If you can describe it, they can see it: Cross-Modal Learning of Visual Concepts from Textual Descriptions
Carlo Alberto Barbano, Luca Molinaro, Massimiliano Ciranni, Emanuele Aiello, Vito Paolo Pastore, Marco Grangetto
TL;DR
This work tackles teaching pre-trained Vision-Language Models new visual concepts using only textual descriptions, without relying on real images or external generative models. The proposed Knowledge Transfer framework synthesizes target visuals via model inversion and fine-tunes the visual encoder with image–text contrastive learning, enabling robust cross-modal alignment for novel concepts and improved zero-shot downstream tasks. KT demonstrates strong gains across natural and medical domains in classification, segmentation, retrieval, and captioning, while preserving prior capabilities and showing potential for out-of-domain generalization. The approach offers a data-efficient, model-internal path to rapid concept expansion with practical appeal for data-scarce applications like medical imaging and beyond.
Abstract
Humans can visualize new and unknown concepts from their natural language description, based on their experience and previous knowledge.
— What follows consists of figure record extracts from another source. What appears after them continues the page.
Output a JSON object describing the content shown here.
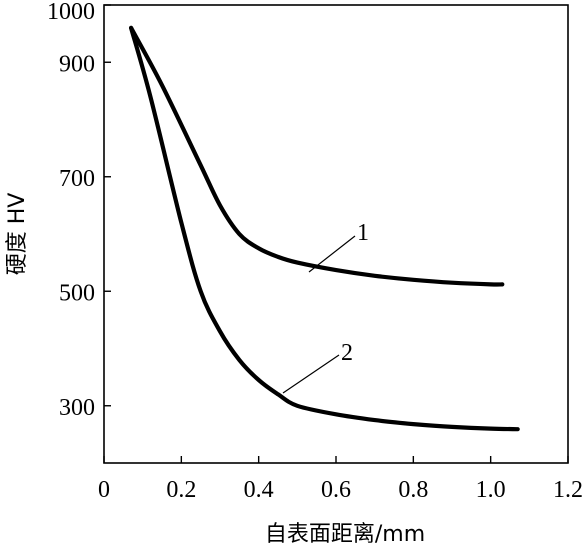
{
  "chart_data": {
    "type": "line",
    "title": "",
    "xlabel": "自表面距离/mm",
    "ylabel": "硬度 HV",
    "xlim": [
      0,
      1.2
    ],
    "ylim": [
      200,
      1000
    ],
    "x_ticks": [
      "0",
      "0.2",
      "0.4",
      "0.6",
      "0.8",
      "1.0",
      "1.2"
    ],
    "y_ticks": [
      "300",
      "500",
      "700",
      "900",
      "1000"
    ],
    "grid": false,
    "legend": "none",
    "series": [
      {
        "name": "1",
        "x": [
          0.07,
          0.15,
          0.25,
          0.3,
          0.35,
          0.4,
          0.45,
          0.5,
          0.6,
          0.7,
          0.8,
          0.9,
          1.0,
          1.03
        ],
        "y": [
          960,
          860,
          720,
          650,
          600,
          575,
          560,
          550,
          537,
          527,
          520,
          515,
          512,
          512
        ]
      },
      {
        "name": "2",
        "x": [
          0.07,
          0.12,
          0.2,
          0.25,
          0.3,
          0.35,
          0.4,
          0.45,
          0.5,
          0.6,
          0.7,
          0.8,
          0.9,
          1.0,
          1.07
        ],
        "y": [
          960,
          840,
          620,
          500,
          430,
          380,
          345,
          320,
          300,
          285,
          275,
          268,
          263,
          260,
          259
        ]
      }
    ]
  }
}
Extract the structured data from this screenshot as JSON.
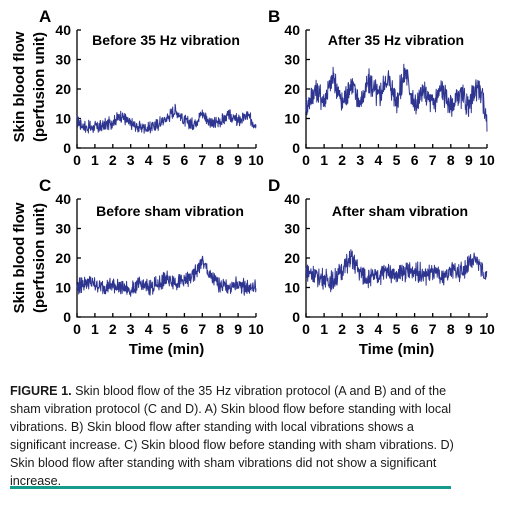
{
  "figure": {
    "shared_ylabel_line1": "Skin blood flow",
    "shared_ylabel_line2": "(perfusion unit)",
    "shared_xlabel": "Time (min)"
  },
  "chart_data": [
    {
      "type": "line",
      "panel": "A",
      "title": "Before 35 Hz vibration",
      "xlabel": "",
      "ylabel": "Skin blood flow (perfusion unit)",
      "xlim": [
        0,
        10
      ],
      "ylim": [
        0,
        40
      ],
      "x_ticks": [
        "0",
        "1",
        "2",
        "3",
        "4",
        "5",
        "6",
        "7",
        "8",
        "9",
        "10"
      ],
      "y_ticks": [
        "0",
        "10",
        "20",
        "30",
        "40"
      ],
      "color": "#2e3590",
      "series": [
        {
          "x": [
            0,
            0.5,
            1,
            1.5,
            2,
            2.5,
            3,
            3.5,
            4,
            4.5,
            5,
            5.5,
            6,
            6.5,
            7,
            7.5,
            8,
            8.5,
            9,
            9.5,
            10
          ],
          "values": [
            9,
            7,
            7,
            7.5,
            9,
            11,
            8,
            7,
            7,
            8,
            10,
            13,
            9,
            8,
            12,
            8,
            9,
            11,
            9,
            11,
            8
          ]
        }
      ]
    },
    {
      "type": "line",
      "panel": "B",
      "title": "After 35 Hz vibration",
      "xlabel": "",
      "ylabel": "",
      "xlim": [
        0,
        10
      ],
      "ylim": [
        0,
        40
      ],
      "x_ticks": [
        "0",
        "1",
        "2",
        "3",
        "4",
        "5",
        "6",
        "7",
        "8",
        "9",
        "10"
      ],
      "y_ticks": [
        "0",
        "10",
        "20",
        "30",
        "40"
      ],
      "color": "#2e3590",
      "series": [
        {
          "x": [
            0,
            0.5,
            1,
            1.5,
            2,
            2.5,
            3,
            3.5,
            4,
            4.5,
            5,
            5.5,
            6,
            6.5,
            7,
            7.5,
            8,
            8.5,
            9,
            9.5,
            10
          ],
          "values": [
            14,
            20,
            16,
            24,
            15,
            22,
            15,
            23,
            17,
            24,
            16,
            26,
            14,
            19,
            15,
            20,
            14,
            18,
            14,
            22,
            10
          ]
        }
      ]
    },
    {
      "type": "line",
      "panel": "C",
      "title": "Before sham vibration",
      "xlabel": "Time (min)",
      "ylabel": "Skin blood flow (perfusion unit)",
      "xlim": [
        0,
        10
      ],
      "ylim": [
        0,
        40
      ],
      "x_ticks": [
        "0",
        "1",
        "2",
        "3",
        "4",
        "5",
        "6",
        "7",
        "8",
        "9",
        "10"
      ],
      "y_ticks": [
        "0",
        "10",
        "20",
        "30",
        "40"
      ],
      "color": "#2e3590",
      "series": [
        {
          "x": [
            0,
            0.5,
            1,
            1.5,
            2,
            2.5,
            3,
            3.5,
            4,
            4.5,
            5,
            5.5,
            6,
            6.5,
            7,
            7.5,
            8,
            8.5,
            9,
            9.5,
            10
          ],
          "values": [
            10,
            12,
            11,
            10,
            11,
            10,
            9,
            11,
            10,
            11,
            13,
            12,
            12,
            14,
            19,
            13,
            11,
            10,
            11,
            10,
            10
          ]
        }
      ]
    },
    {
      "type": "line",
      "panel": "D",
      "title": "After sham vibration",
      "xlabel": "Time (min)",
      "ylabel": "",
      "xlim": [
        0,
        10
      ],
      "ylim": [
        0,
        40
      ],
      "x_ticks": [
        "0",
        "1",
        "2",
        "3",
        "4",
        "5",
        "6",
        "7",
        "8",
        "9",
        "10"
      ],
      "y_ticks": [
        "0",
        "10",
        "20",
        "30",
        "40"
      ],
      "color": "#2e3590",
      "series": [
        {
          "x": [
            0,
            0.5,
            1,
            1.5,
            2,
            2.5,
            3,
            3.5,
            4,
            4.5,
            5,
            5.5,
            6,
            6.5,
            7,
            7.5,
            8,
            8.5,
            9,
            9.5,
            10
          ],
          "values": [
            16,
            14,
            13,
            12,
            16,
            20,
            15,
            13,
            14,
            16,
            14,
            15,
            16,
            14,
            15,
            13,
            16,
            15,
            18,
            19,
            13
          ]
        }
      ]
    }
  ],
  "caption": {
    "label": "FIGURE 1.",
    "text": " Skin blood flow of the 35 Hz vibration protocol (A and B) and of the sham vibration protocol (C and D). A) Skin blood flow before standing with local vibrations. B) Skin blood flow after standing with local vibrations shows a significant increase. C) Skin blood flow before standing with sham vibrations. D) Skin blood flow after standing with sham vibrations did not show a significant increase."
  }
}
Insipired by this, we present a way to extend this ability to Vision-Language Models (VLMs), teaching them novel concepts by only using a textual description. We refer to this approach as Knowledge Transfer (KT). Our hypothesis is that the knowledge of a pre-trained VLM can be re-used to represent previously unknown concepts. Provided with a textual description of the novel concept, KT works by aligning relevant features of the visual encoder, obtained through model inversion, to its text representation. Differently from approaches relying on visual examples or external generative models, KT transfers knowledge within the same VLM by injecting visual knowledge directly from the text. Through an extensive evaluation on several VLM tasks, including classification, segmentation, image-text retrieval, and captioning, we show that: 1) KT can efficiently introduce new visual concepts from a single textual description; 2) the same principle can be used to refine the representation of existing concepts; and 3) KT significantly improves the performance of zero-shot VLMs.